Qui est Joseph et qui sont ses frères ? Pourquoi sa tunique est-elle importante ? De quoi rêve Joseph ? Pourquoi en parle-t-il à sa famille ?
Dans notre précédent épisode sur Joseph, on vous disait qu'il était le dernier de ses frères. Mais c'est Benjamin le dernier de la fratrie, d'où l'expression "le benjamin de la famille" !
Mais on avait tout de même raison car, à ce moment de l'histoire, Joseph est bien le dernier, Benjamin n'était pas encore né.
D'ailleurs, le prénom Benjamin a eu une sacrée postérité puisque c'était le prénom de Franklin, un des pères Fondateurs des États-Unis. Son visage finit par apparaître sur les billets de 100 $ surnommés "Benjamin's". C'est donc à ces billets que Diddy l'immense rappeur US fait référence dans son titre It's all about the Benjamin's et non directement au personnage biblique au cas vous auriez un doute !

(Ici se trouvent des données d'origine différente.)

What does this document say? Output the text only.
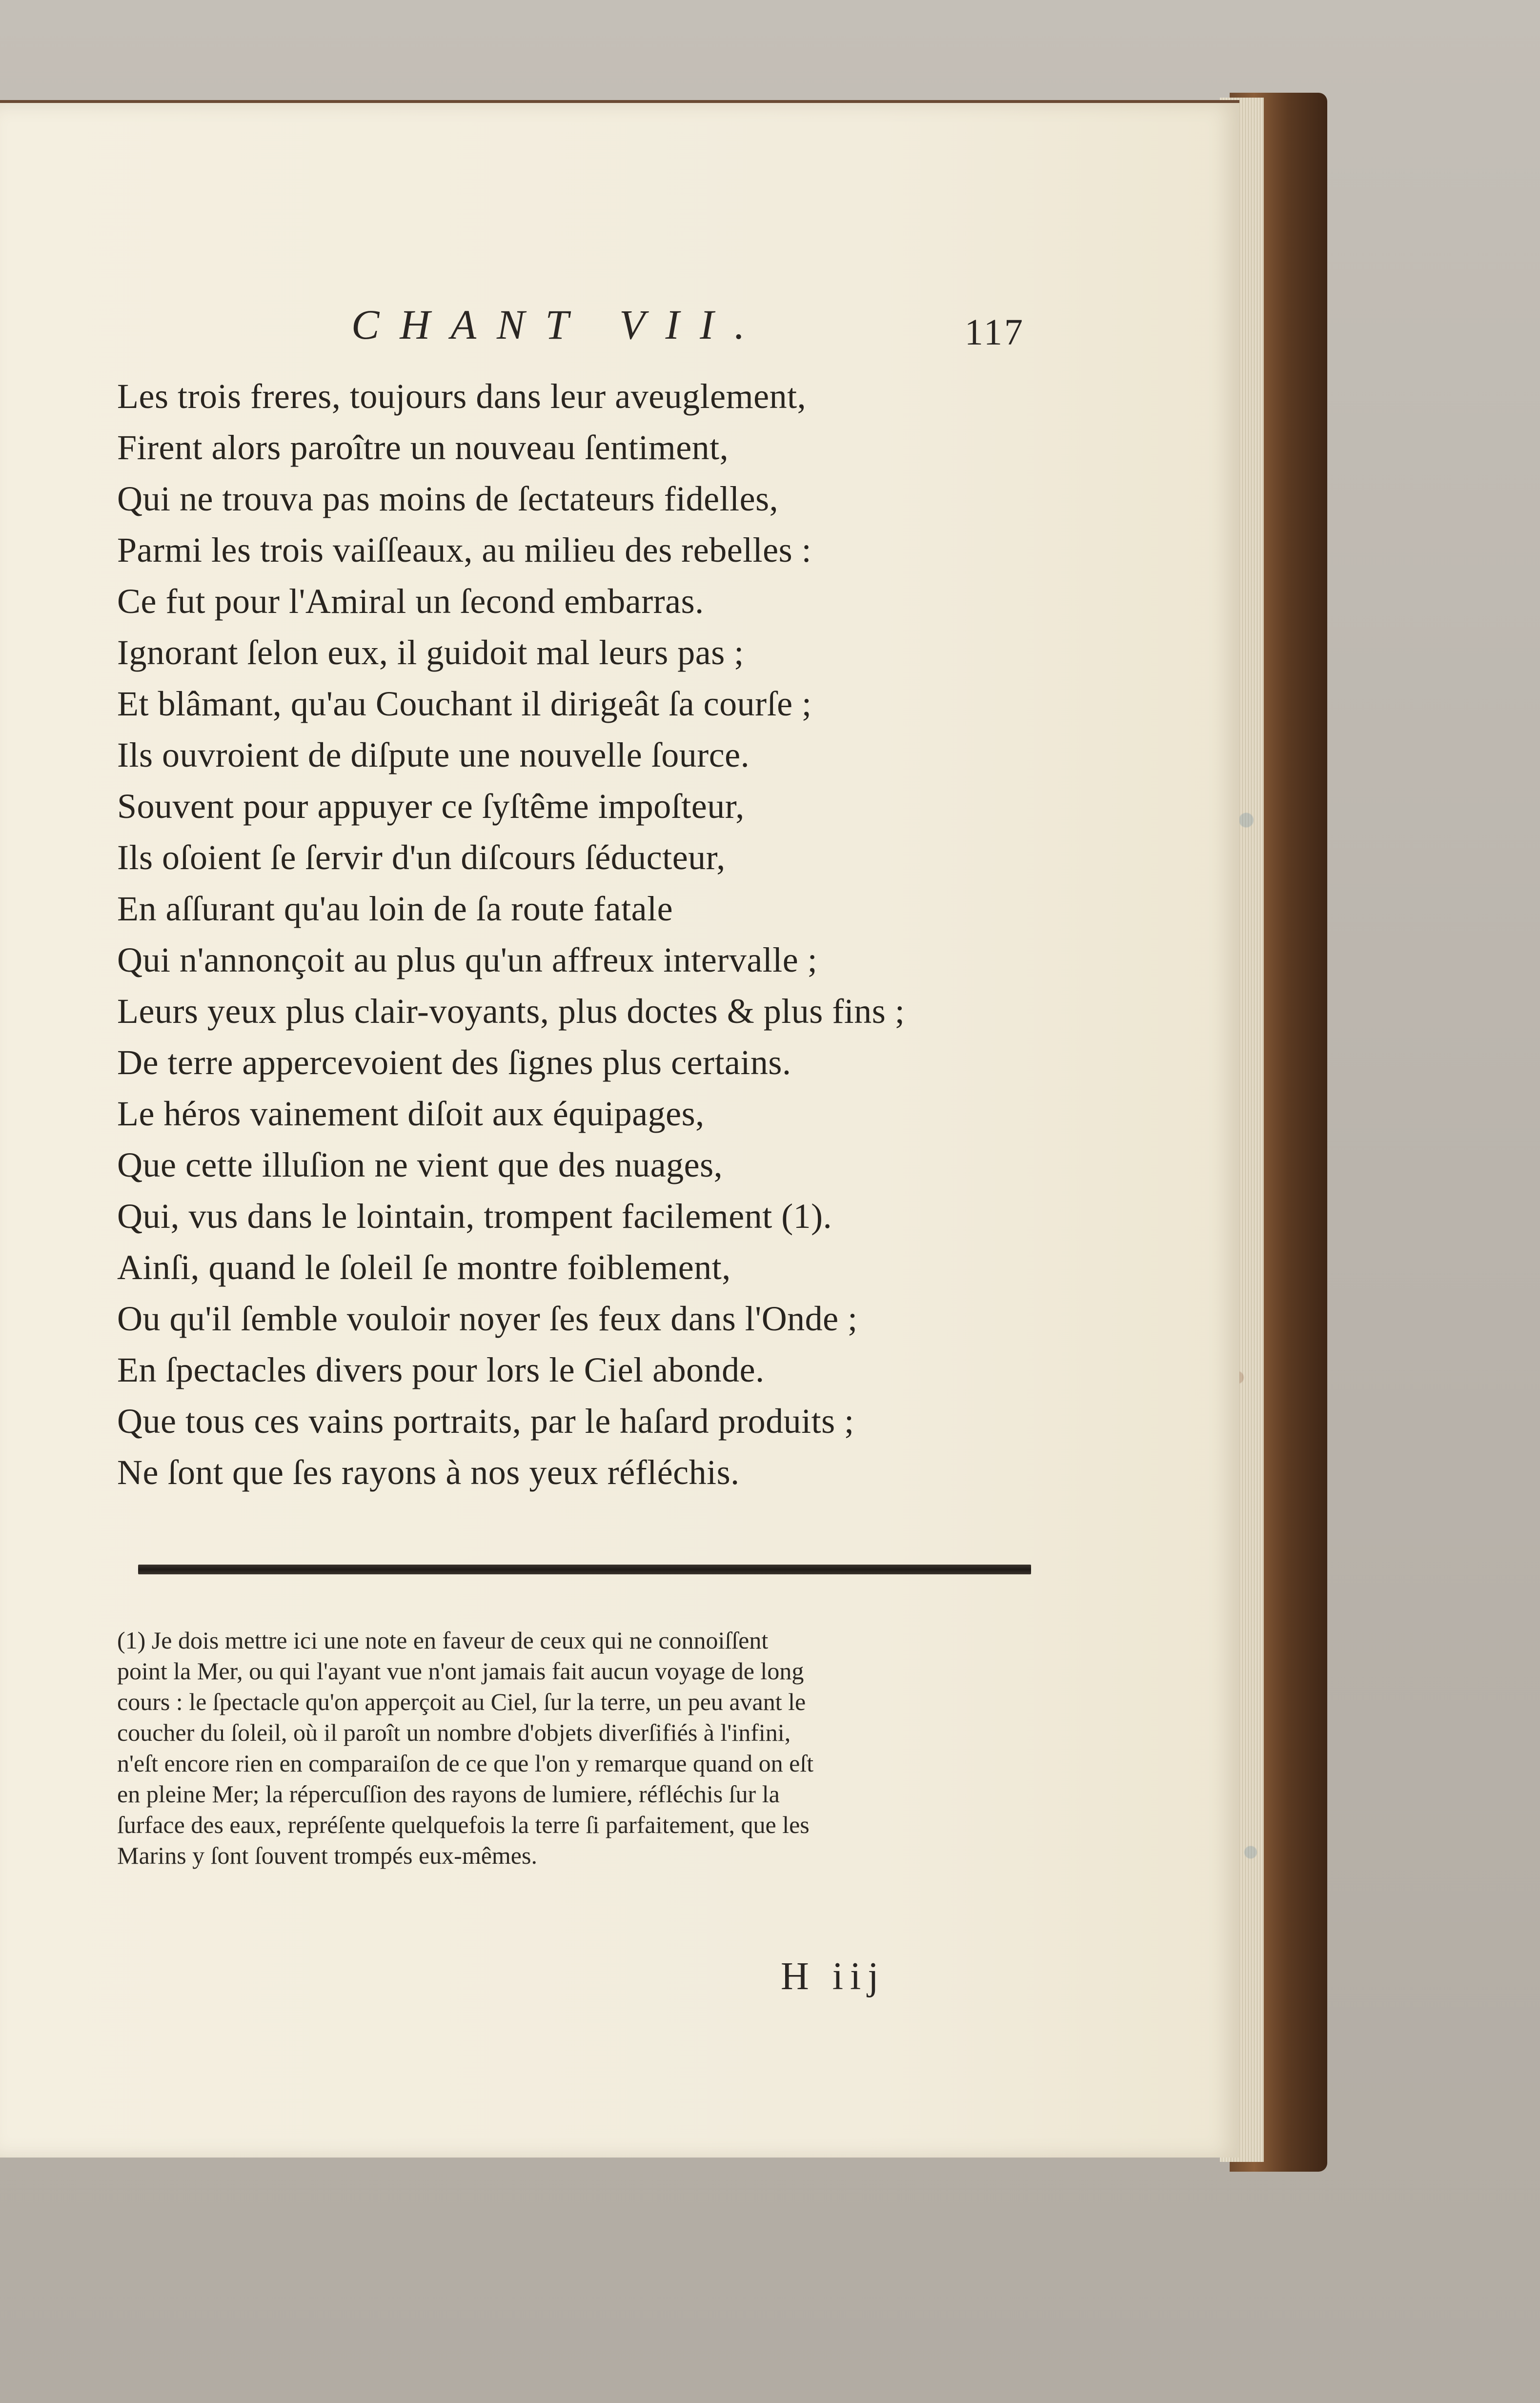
CHANT VII.	117
Les trois freres, toujours dans leur aveuglement,
Firent alors paroître un nouveau ſentiment,
Qui ne trouva pas moins de ſectateurs fidelles,
Parmi les trois vaiſſeaux, au milieu des rebelles :
Ce fut pour l'Amiral un ſecond embarras.
Ignorant ſelon eux, il guidoit mal leurs pas ;
Et blâmant, qu'au Couchant il dirigeât ſa courſe ;
Ils ouvroient de diſpute une nouvelle ſource.
Souvent pour appuyer ce ſyſtême impoſteur,
Ils oſoient ſe ſervir d'un diſcours ſéducteur,
En aſſurant qu'au loin de ſa route fatale
Qui n'annonçoit au plus qu'un affreux intervalle ;
Leurs yeux plus clair-voyants, plus doctes & plus fins ;
De terre appercevoient des ſignes plus certains.
Le héros vainement diſoit aux équipages,
Que cette illuſion ne vient que des nuages,
Qui, vus dans le lointain, trompent facilement (1).
Ainſi, quand le ſoleil ſe montre foiblement,
Ou qu'il ſemble vouloir noyer ſes feux dans l'Onde ;
En ſpectacles divers pour lors le Ciel abonde.
Que tous ces vains portraits, par le haſard produits ;
Ne ſont que ſes rayons à nos yeux réfléchis.
(1) Je dois mettre ici une note en faveur de ceux qui ne connoiſſent
point la Mer, ou qui l'ayant vue n'ont jamais fait aucun voyage de long
cours : le ſpectacle qu'on apperçoit au Ciel, ſur la terre, un peu avant le
coucher du ſoleil, où il paroît un nombre d'objets diverſifiés à l'infini,
n'eſt encore rien en comparaiſon de ce que l'on y remarque quand on eſt
en pleine Mer; la répercuſſion des rayons de lumiere, réfléchis ſur la
ſurface des eaux, repréſente quelquefois la terre ſi parfaitement, que les
Marins y ſont ſouvent trompés eux-mêmes.
H iij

Joseph, âgé de dix-sept ans, faisait paître les brebis avec ses frères ; et lui jeune garçon il était avec les fils de Bilha et avec les fils de Zilpa, femmes de son père ; et Joseph rapporta leur mauvais propos à leur père.
Or Israël* aimait Joseph plus que tous ses fils car il [était] pour lui le fils de sa vieillesse et il lui fit une tunique bigarrée. Et ses frères virent que leur père l'aimait lui plus que tous ses frères et ils le haïrent et ne pouvaient pas lui parler en paix.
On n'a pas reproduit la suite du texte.